- Norwegian will replace its flight attendants uniform in 2020
- Upcycling old long-haul uniform into washbags and purses
- The project will help UNICEF and an immigrant women’s charity
- The new products will be available to buy on Norwegian’s flights.
Earlier this year, we revealed that low-cost carrier Norwegian was planning a complete redesign of its cabin crew uniform. Up until now, the Oslo-based carrier has had two variations of crew uniform – one for short-haul flight attendants and a completely different design for flight attendants who work long-haul flights, specifically on Norwegian’s fleet of Boeing 787 Dreamliners.
The long-haul uniform was first unveiled in 2013 to coincide with the delivery of Norwegian’s first Dreamliner. Designed by local fashion house Moods of Norway, the uniform was a bold statement that was deliberately designed to differentiate Norwegian’s long-haul crew.
But Norwegian has had a major rethink about having two very different uniform designs.
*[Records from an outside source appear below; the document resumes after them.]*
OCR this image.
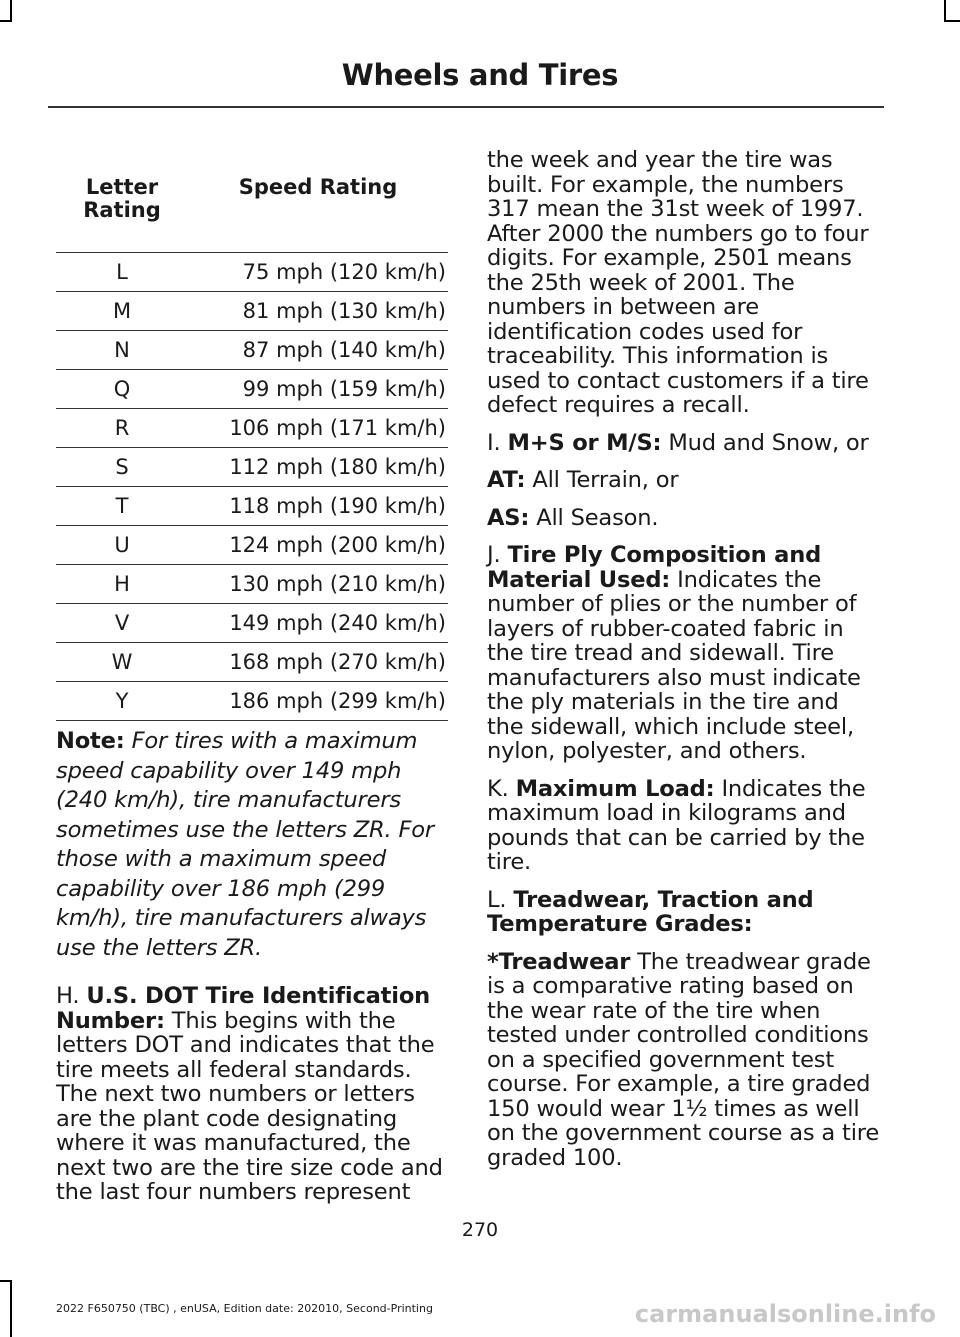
Wheels and Tires
Letter Rating	Speed Rating
L	75 mph (120 km/h)
M	81 mph (130 km/h)
N	87 mph (140 km/h)
Q	99 mph (159 km/h)
R	106 mph (171 km/h)
S	112 mph (180 km/h)
T	118 mph (190 km/h)
U	124 mph (200 km/h)
H	130 mph (210 km/h)
V	149 mph (240 km/h)
W	168 mph (270 km/h)
Y	186 mph (299 km/h)
Note: For tires with a maximum speed capability over 149 mph (240 km/h), tire manufacturers sometimes use the letters ZR. For those with a maximum speed capability over 186 mph (299 km/h), tire manufacturers always use the letters ZR.

H. U.S. DOT Tire Identification Number: This begins with the letters DOT and indicates that the tire meets all federal standards. The next two numbers or letters are the plant code designating where it was manufactured, the next two are the tire size code and the last four numbers represent

the week and year the tire was built. For example, the numbers 317 mean the 31st week of 1997. After 2000 the numbers go to four digits. For example, 2501 means the 25th week of 2001. The numbers in between are identification codes used for traceability. This information is used to contact customers if a tire defect requires a recall.

I. M+S or M/S: Mud and Snow, or

AT: All Terrain, or

AS: All Season.

J. Tire Ply Composition and Material Used: Indicates the number of plies or the number of layers of rubber-coated fabric in the tire tread and sidewall. Tire manufacturers also must indicate the ply materials in the tire and the sidewall, which include steel, nylon, polyester, and others.

K. Maximum Load: Indicates the maximum load in kilograms and pounds that can be carried by the tire.

L. Treadwear, Traction and Temperature Grades:

*Treadwear The treadwear grade is a comparative rating based on the wear rate of the tire when tested under controlled conditions on a specified government test course. For example, a tire graded 150 would wear 1½ times as well on the government course as a tire graded 100.

270
2022 F650750 (TBC) , enUSA, Edition date: 202010, Second-Printing	carmanualsonline.info
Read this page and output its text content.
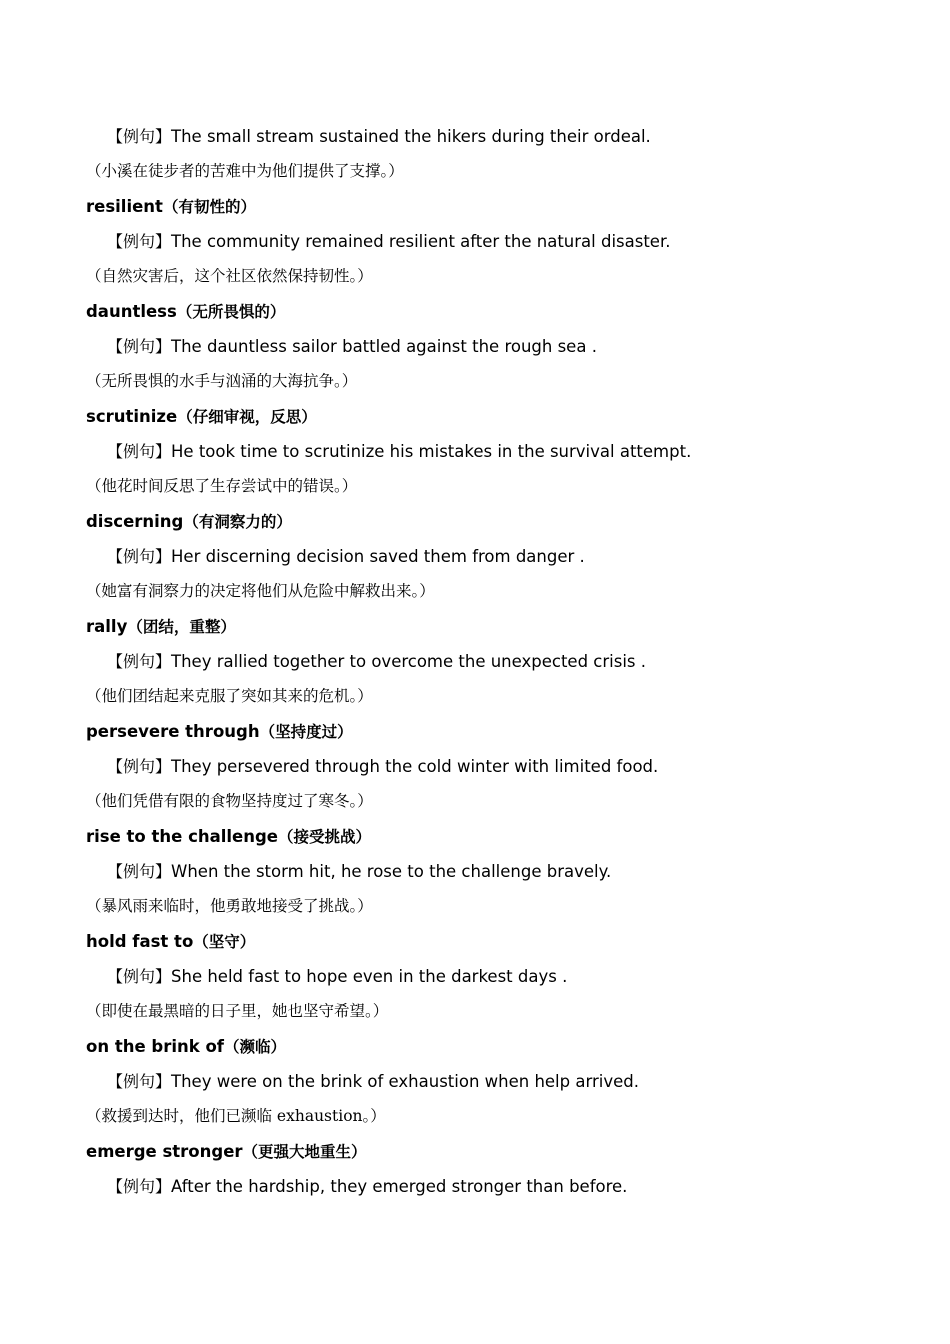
【例句】The small stream sustained the hikers during their ordeal.
（小溪在徒步者的苦难中为他们提供了支撑。）
resilient（有韧性的）
【例句】The community remained resilient after the natural disaster.
（自然灾害后，这个社区依然保持韧性。）
dauntless（无所畏惧的）
【例句】The dauntless sailor battled against the rough sea .
（无所畏惧的水手与汹涌的大海抗争。）
scrutinize（仔细审视，反思）
【例句】He took time to scrutinize his mistakes in the survival attempt.
（他花时间反思了生存尝试中的错误。）
discerning（有洞察力的）
【例句】Her discerning decision saved them from danger .
（她富有洞察力的决定将他们从危险中解救出来。）
rally（团结，重整）
【例句】They rallied together to overcome the unexpected crisis .
（他们团结起来克服了突如其来的危机。）
persevere through（坚持度过）
【例句】They persevered through the cold winter with limited food.
（他们凭借有限的食物坚持度过了寒冬。）
rise to the challenge（接受挑战）
【例句】When the storm hit, he rose to the challenge bravely.
（暴风雨来临时，他勇敢地接受了挑战。）
hold fast to（坚守）
【例句】She held fast to hope even in the darkest days .
（即使在最黑暗的日子里，她也坚守希望。）
on the brink of（濒临）
【例句】They were on the brink of exhaustion when help arrived.
（救援到达时，他们已濒临 exhaustion。）
emerge stronger（更强大地重生）
【例句】After the hardship, they emerged stronger than before.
For one, it causes a significant amount of brand confusion, especially after Norwegian launched long-haul flights on its Boeing 737 fleet but on which flight attendants wear the traditional short-haul uniform.
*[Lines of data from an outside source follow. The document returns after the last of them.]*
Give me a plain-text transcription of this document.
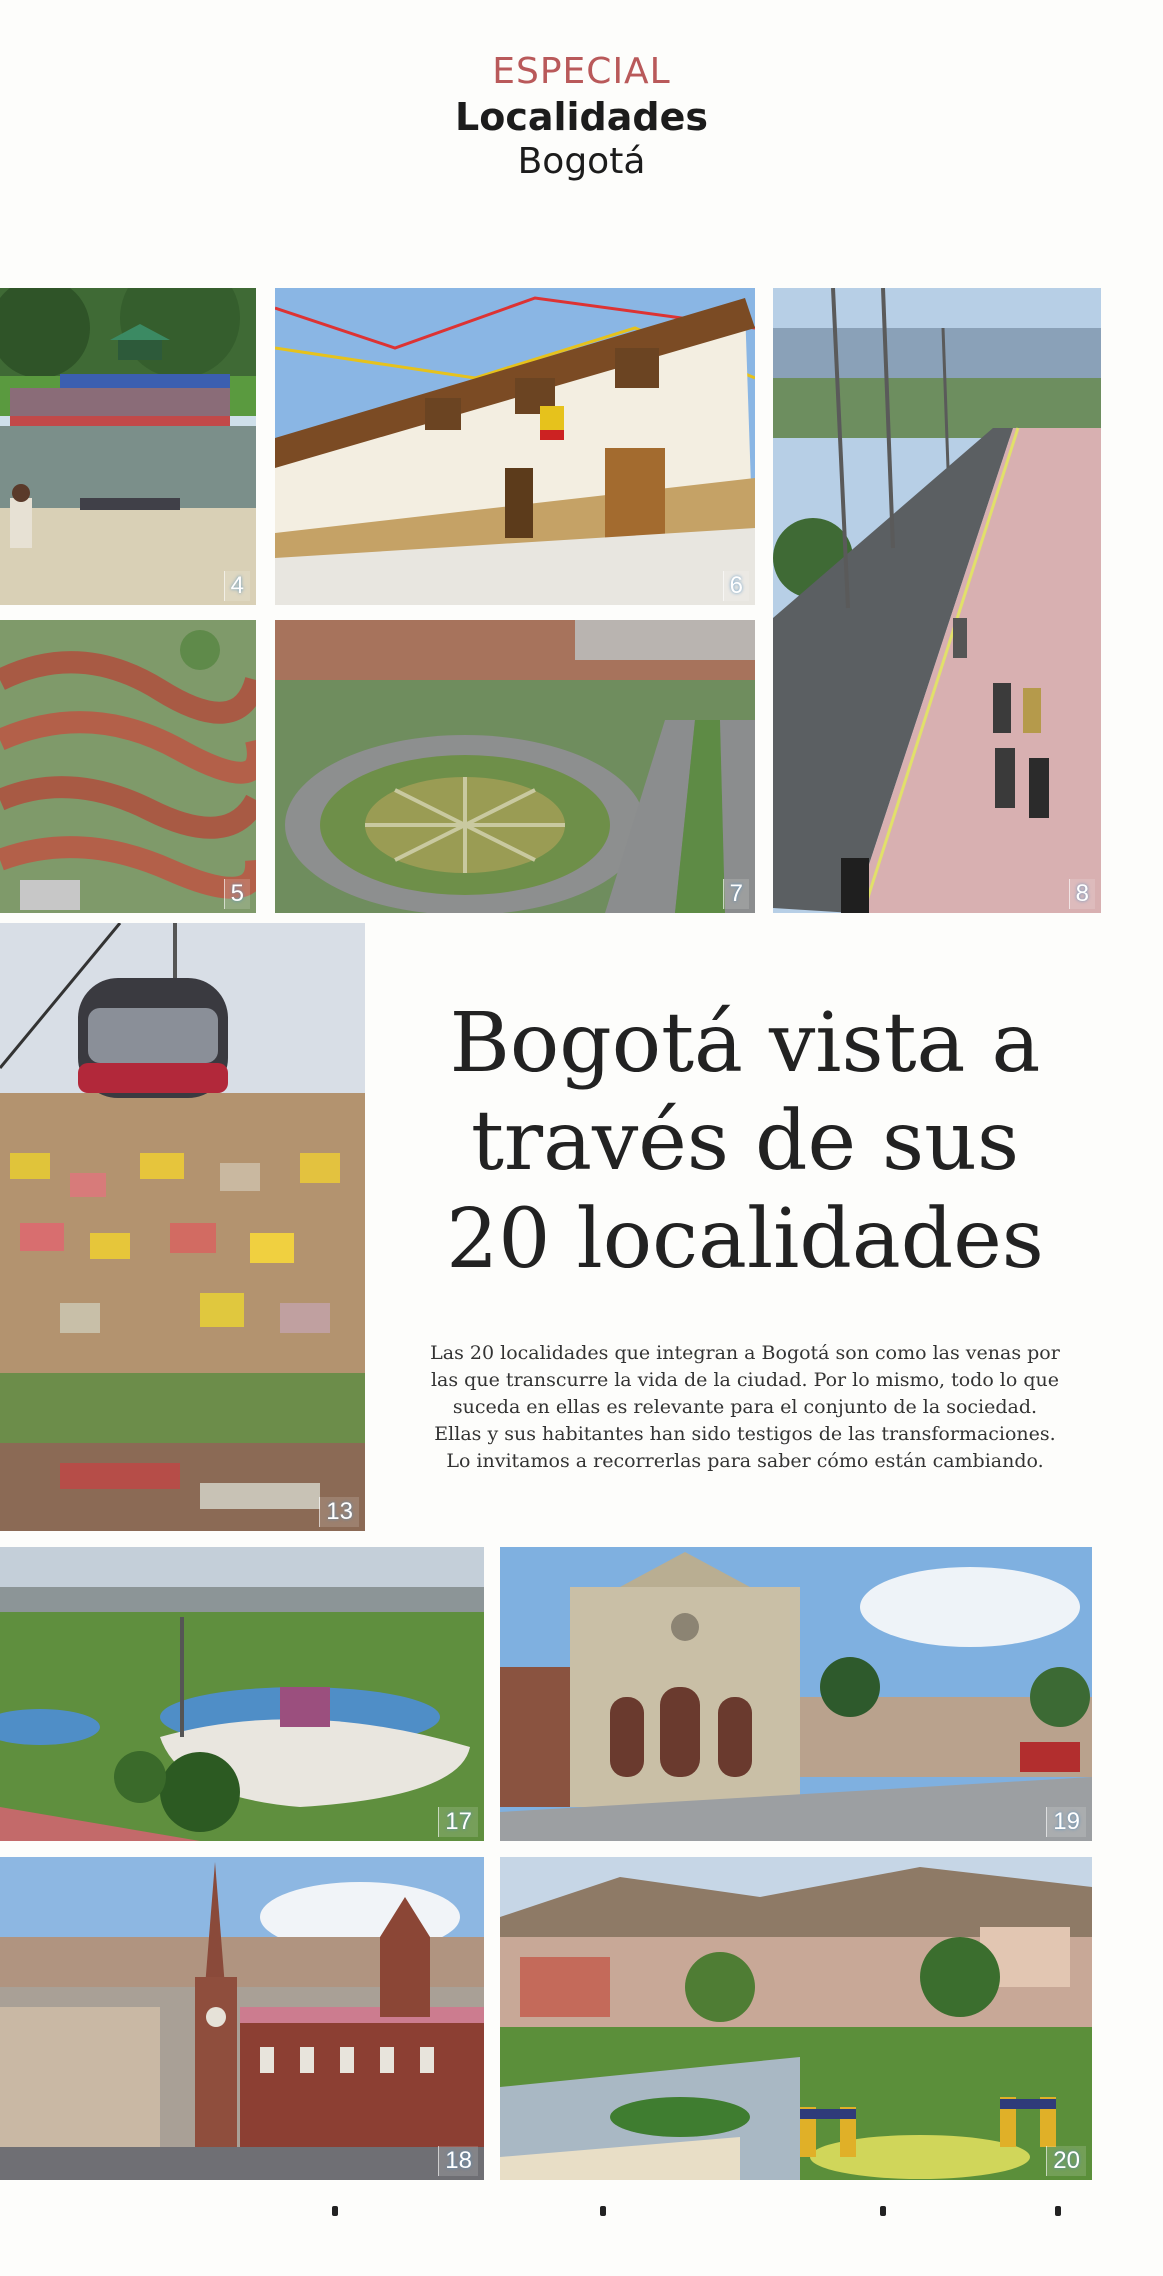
ESPECIAL
Localidades
Bogotá
4	6
8
5	7
13
17	19
18	20
Bogotá vista a
través de sus
20 localidades
Las 20 localidades que integran a Bogotá son como las venas por
las que transcurre la vida de la ciudad. Por lo mismo, todo lo que
suceda en ellas es relevante para el conjunto de la sociedad.
Ellas y sus habitantes han sido testigos de las transformaciones.
Lo invitamos a recorrerlas para saber cómo están cambiando.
Then there’s the fact that the Moods of Norway uniform was expensive – a big consideration when Norwegian is trying to cut as many unnecessary costs as possible as it fights to turn round its ailing fortune.
So next year, cabin crew will slowly be issued with a new uniform that is unified across both short-haul and long-haul. Importantly, the uniform is far cheaper to manufacture and will allow crew to transfer between bases and fleets without a complete uniform reissue.
But what to do with all that leftover uniform? Like several other airlines that have gone through similar projects, Norwegian has decided to upcycle its old uniform and breathe new life into old threads.
Working with UNICEF and social enterprise Sisters in Business, the airline is experimenting with selling the repurposed uniform on its flights. At present, there are two products available – a checkered toilet bag which is made out of the male long-haul uniform jacket and a silk purse which has been fashioned out of the neck scarf worn by female long-haul flight attendants.
“Now that we are replacing some of our uniforms, it is important that we look at how we can use these materials in a sustainable way. We have partnered with the social enterprise Sisters in Business, which creates jobs for immigrant women through local textile production,” explains Cecilie Nybø Carlsen, Norwegians VP Product Manager.
At the moment, the project is just a pilot and its success will largely depend on whether passengers really want to buy the airline’s old uniform. Anders Fagernæs, the airline’s sustainability manager said the project could “save thousands of garments from being thrown in the garbage” – the question is, what happens if the project isn’t a success?